Often grounded, sometimes rooted as far as Venus, the poetry that makes the Art of Escape places us at the center of a kingdom where even a wasp nest has a story to tell. The words explore the small worlds that make our lives whole and, in turn, expand outwards, to make this world whole. Many of the poem titles are daring words, like Pitseolak, Crustacea, and Tineola Bisselliella, yet there is no confusion as to what the words mean. They are accepted into the poem.
The structure of the words and letters creates a unique voice. Here is a book that welcomes us to join in a deep connection to the land. Through the eyes of insects, I experience the small ravages that are huge to ants and brutalization’s displayed in the whalebone house with “vertebrae arranged in rows/around the door and window frames/patterns out of porous bone with flint/bright cut, and cobblestone.”
Raw words have a home here; cutting words that invite us in: “they’re wiping lipstick/off girls’ mouths/with tissues wrapped/round razor blades.” These words leave us shivering but we appreciate the truth in them all the same.
Mina Gorji shares pieces of her life at the end of the book that lend a deeper meaning to many of the poems.

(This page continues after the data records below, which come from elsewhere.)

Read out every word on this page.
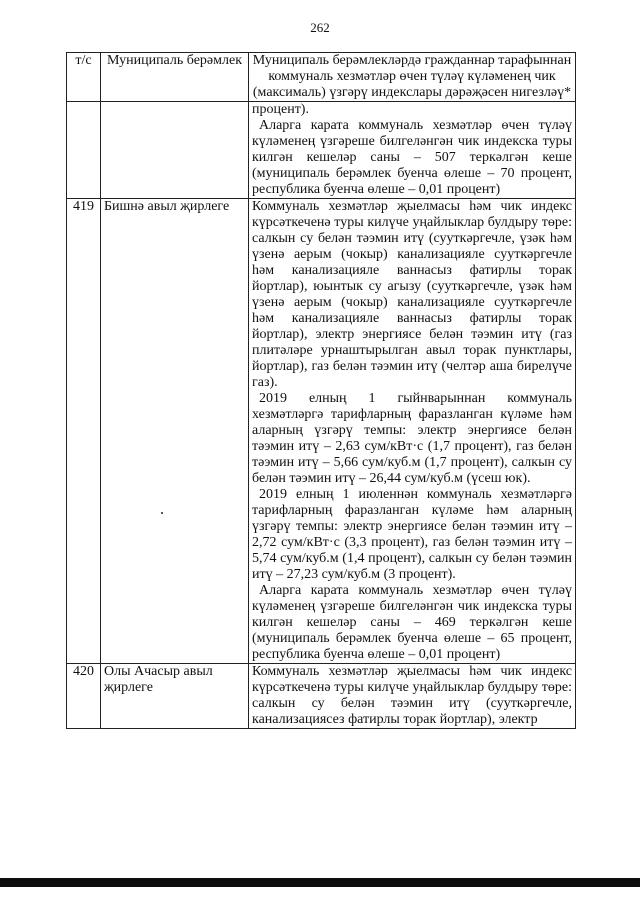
262
т/с	Муниципаль берәмлек	Муниципаль берәмлекләрдә гражданнар тарафыннан коммуналь хезмәтләр өчен түләү күләменең чик (максималь) үзгәрү индекслары дәрәҗәсен нигезләү*

		процент).
Аларга карата коммуналь хезмәтләр өчен түләү күләменең үзгәреше билгеләнгән чик индекска туры килгән кешеләр саны – 507 теркәлгән кеше (муниципаль берәмлек буенча өлеше – 70 процент, республика буенча өлеше – 0,01 процент)

419	Бишнә авыл җирлеге	Коммуналь хезмәтләр җыелмасы һәм чик индекс күрсәткеченә туры килүче уңайлыклар булдыру төре: салкын су белән тәэмин итү (сууткәргечле, үзәк һәм үзенә аерым (чокыр) канализацияле сууткәргечле һәм канализацияле ваннасыз фатирлы торак йортлар), юынтык су агызу (сууткәргечле, үзәк һәм үзенә аерым (чокыр) канализацияле сууткәргечле һәм канализацияле ваннасыз фатирлы торак йортлар), электр энергиясе белән тәэмин итү (газ плитәләре урнаштырылган авыл торак пунктлары, йортлар), газ белән тәэмин итү (челтәр аша бирелүче газ).
2019 елның 1 гыйнварыннан коммуналь хезмәтләргә тарифларның фаразланган күләме һәм аларның үзгәрү темпы: электр энергиясе белән тәэмин итү – 2,63 сум/кВт·с (1,7 процент), газ белән тәэмин итү – 5,66 сум/куб.м (1,7 процент), салкын су белән тәэмин итү – 26,44 сум/куб.м (үсеш юк).
2019 елның 1 июленнән коммуналь хезмәтләргә тарифларның фаразланган күләме һәм аларның үзгәрү темпы: электр энергиясе белән тәэмин итү – 2,72 сум/кВт·с (3,3 процент), газ белән тәэмин итү – 5,74 сум/куб.м (1,4 процент), салкын су белән тәэмин итү – 27,23 сум/куб.м (3 процент).
Аларга карата коммуналь хезмәтләр өчен түләү күләменең үзгәреше билгеләнгән чик индекска туры килгән кешеләр саны – 469 теркәлгән кеше (муниципаль берәмлек буенча өлеше – 65 процент, республика буенча өлеше – 0,01 процент)

420	Олы Ачасыр авыл җирлеге	Коммуналь хезмәтләр җыелмасы һәм чик индекс күрсәткеченә туры килүче уңайлыклар булдыру төре: салкын су белән тәэмин итү (сууткәргечле, канализациясез фатирлы торак йортлар), электр
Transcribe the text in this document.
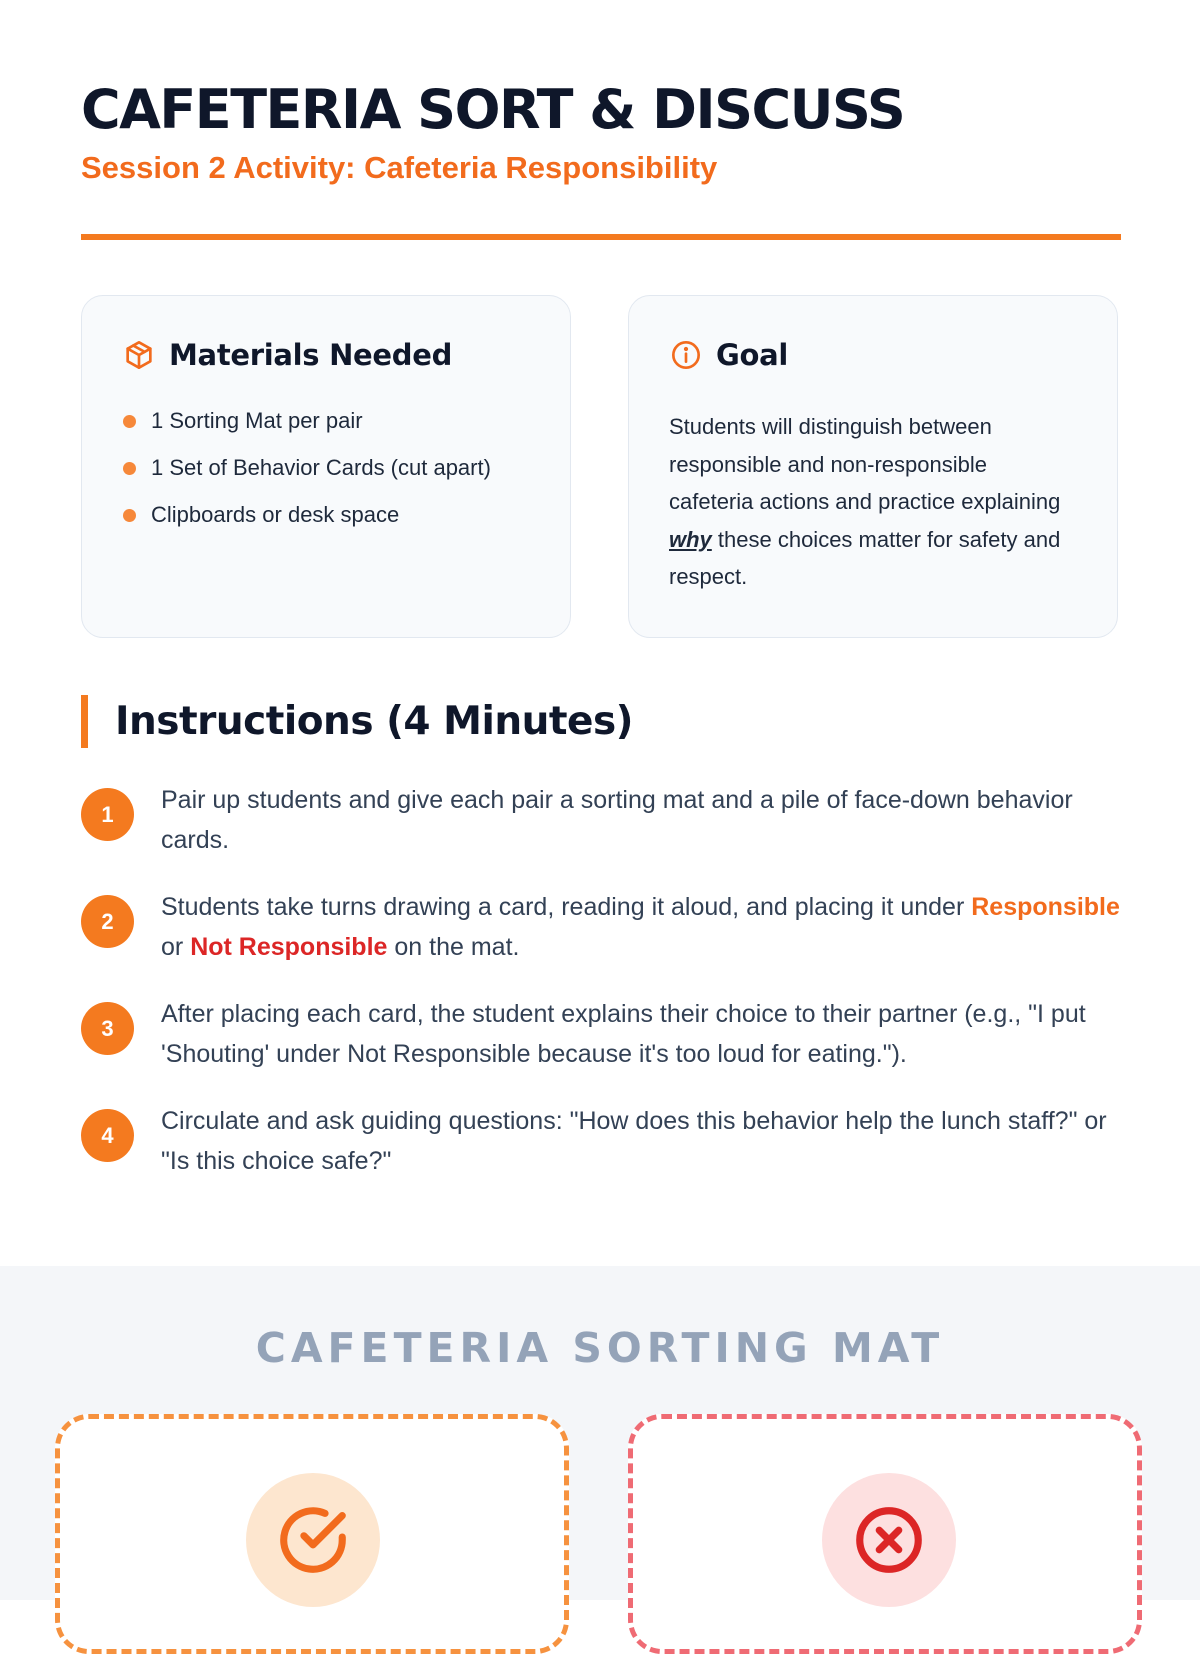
CAFETERIA SORT & DISCUSS
Session 2 Activity: Cafeteria Responsibility
Materials Needed
1 Sorting Mat per pair
1 Set of Behavior Cards (cut apart)
Clipboards or desk space
Goal

Students will distinguish between responsible and non-responsible cafeteria actions and practice explaining why these choices matter for safety and respect.

Instructions (4 Minutes)
1	Pair up students and give each pair a sorting mat and a pile of face-down behavior cards.
2	Students take turns drawing a card, reading it aloud, and placing it under Responsible or Not Responsible on the mat.
3	After placing each card, the student explains their choice to their partner (e.g., "I put 'Shouting' under Not Responsible because it's too loud for eating.").
4	Circulate and ask guiding questions: "How does this behavior help the lunch staff?" or "Is this choice safe?"
CAFETERIA SORTING MAT
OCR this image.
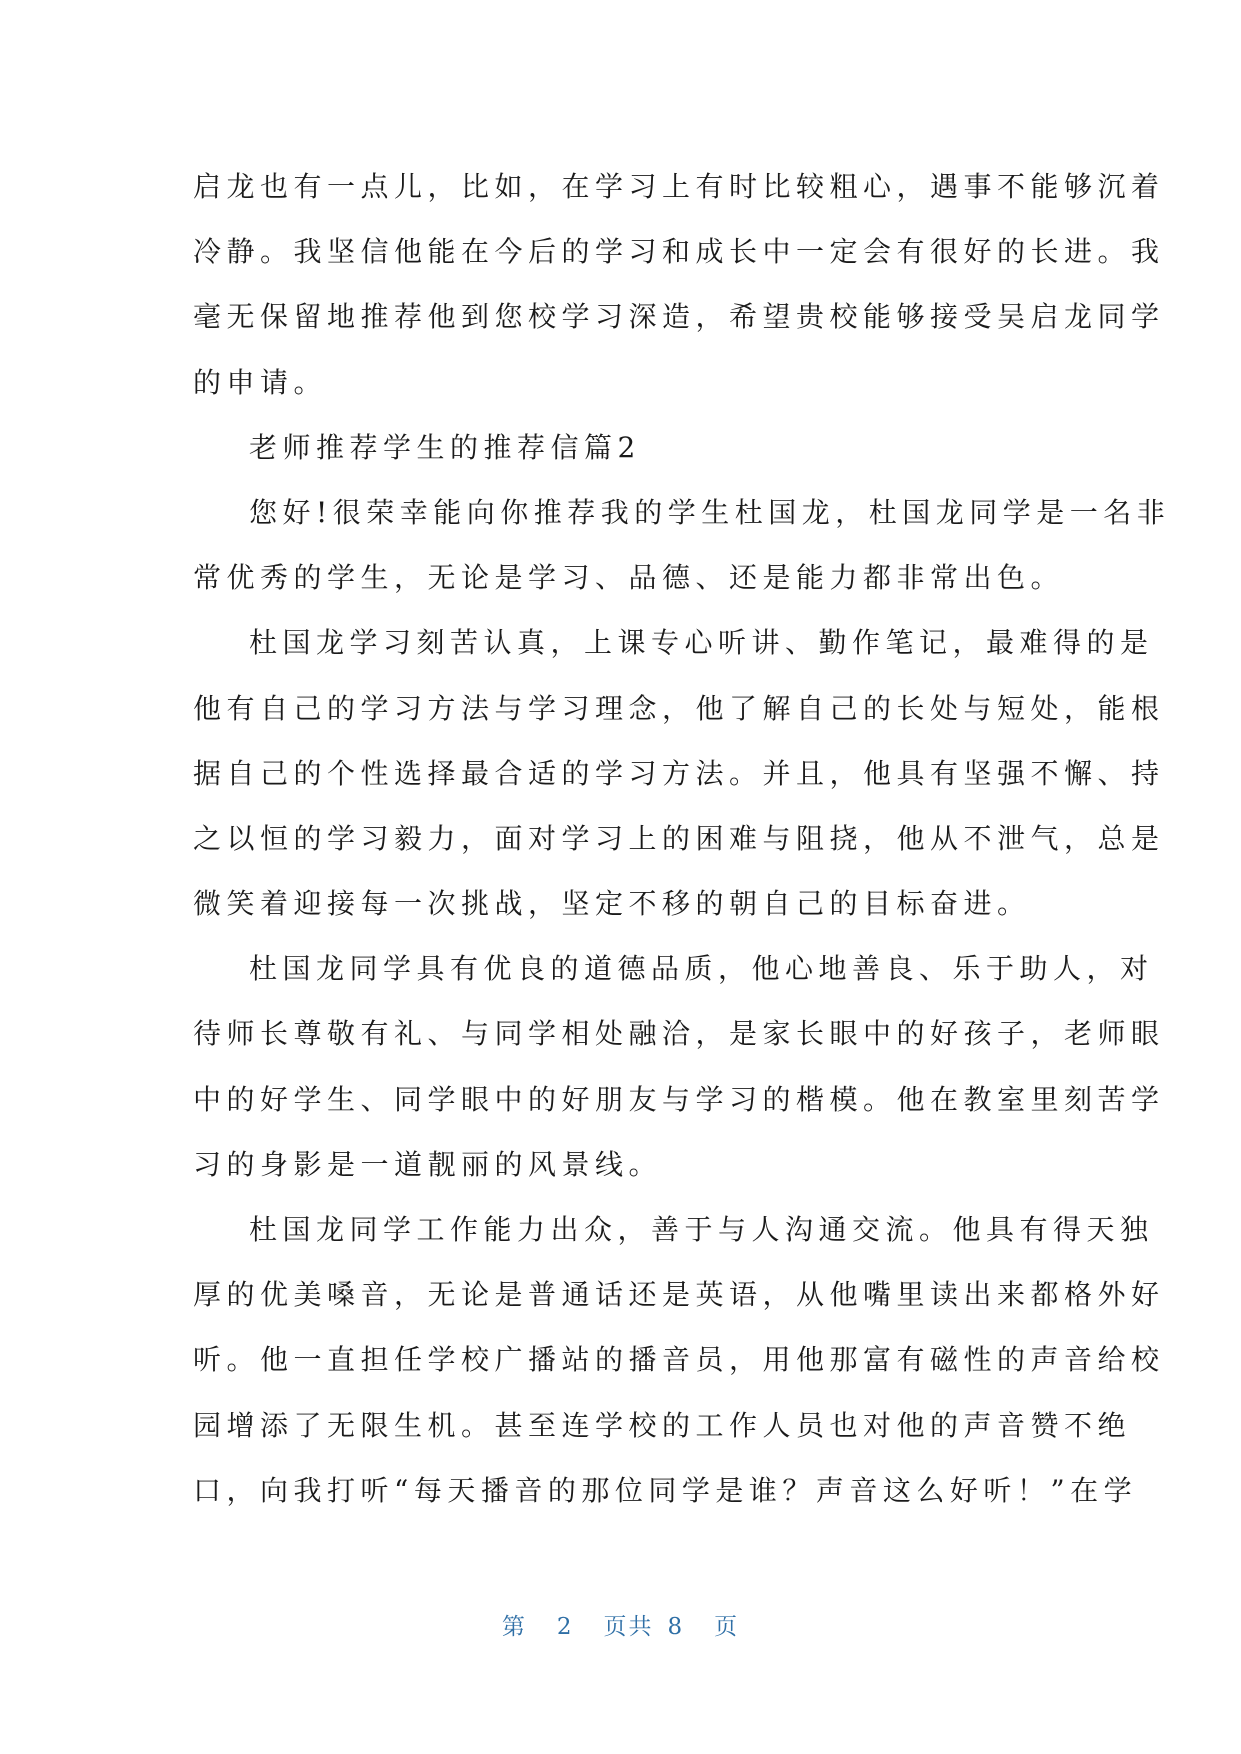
启龙也有一点儿，比如，在学习上有时比较粗心，遇事不能够沉着
冷静。我坚信他能在今后的学习和成长中一定会有很好的长进。我
毫无保留地推荐他到您校学习深造，希望贵校能够接受吴启龙同学
的申请。
老师推荐学生的推荐信篇2
您好!很荣幸能向你推荐我的学生杜国龙，杜国龙同学是一名非
常优秀的学生，无论是学习、品德、还是能力都非常出色。
杜国龙学习刻苦认真，上课专心听讲、勤作笔记，最难得的是
他有自己的学习方法与学习理念，他了解自己的长处与短处，能根
据自己的个性选择最合适的学习方法。并且，他具有坚强不懈、持
之以恒的学习毅力，面对学习上的困难与阻挠，他从不泄气，总是
微笑着迎接每一次挑战，坚定不移的朝自己的目标奋进。
杜国龙同学具有优良的道德品质，他心地善良、乐于助人，对
待师长尊敬有礼、与同学相处融洽，是家长眼中的好孩子，老师眼
中的好学生、同学眼中的好朋友与学习的楷模。他在教室里刻苦学
习的身影是一道靓丽的风景线。
杜国龙同学工作能力出众，善于与人沟通交流。他具有得天独
厚的优美嗓音，无论是普通话还是英语，从他嘴里读出来都格外好
听。他一直担任学校广播站的播音员，用他那富有磁性的声音给校
园增添了无限生机。甚至连学校的工作人员也对他的声音赞不绝
口，向我打听“每天播音的那位同学是谁？声音这么好听！”在学
第 2 页共 8 页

Mina is also my mother’s father’s brother’s daughter, so her family is connected to mine. From Tehran, dreaming of firing squads, reveling in fried onions, and moving to London. With family roots in Singapore, India, and London, Mina Gorji explores the abruptness of thought, the fading of memory.
The poems are to be read several times and treasured. The poems are to be wondered over. They leave you dangling at the edge of reality. Be abstracted. Escape.
Mina Gorji is a lecturer in the English Faculty, Cambridge, and a fellow of Pembroke College. Her published work includes a study of John Clare and essays on awkwardness, mess, weeds, and rudeness.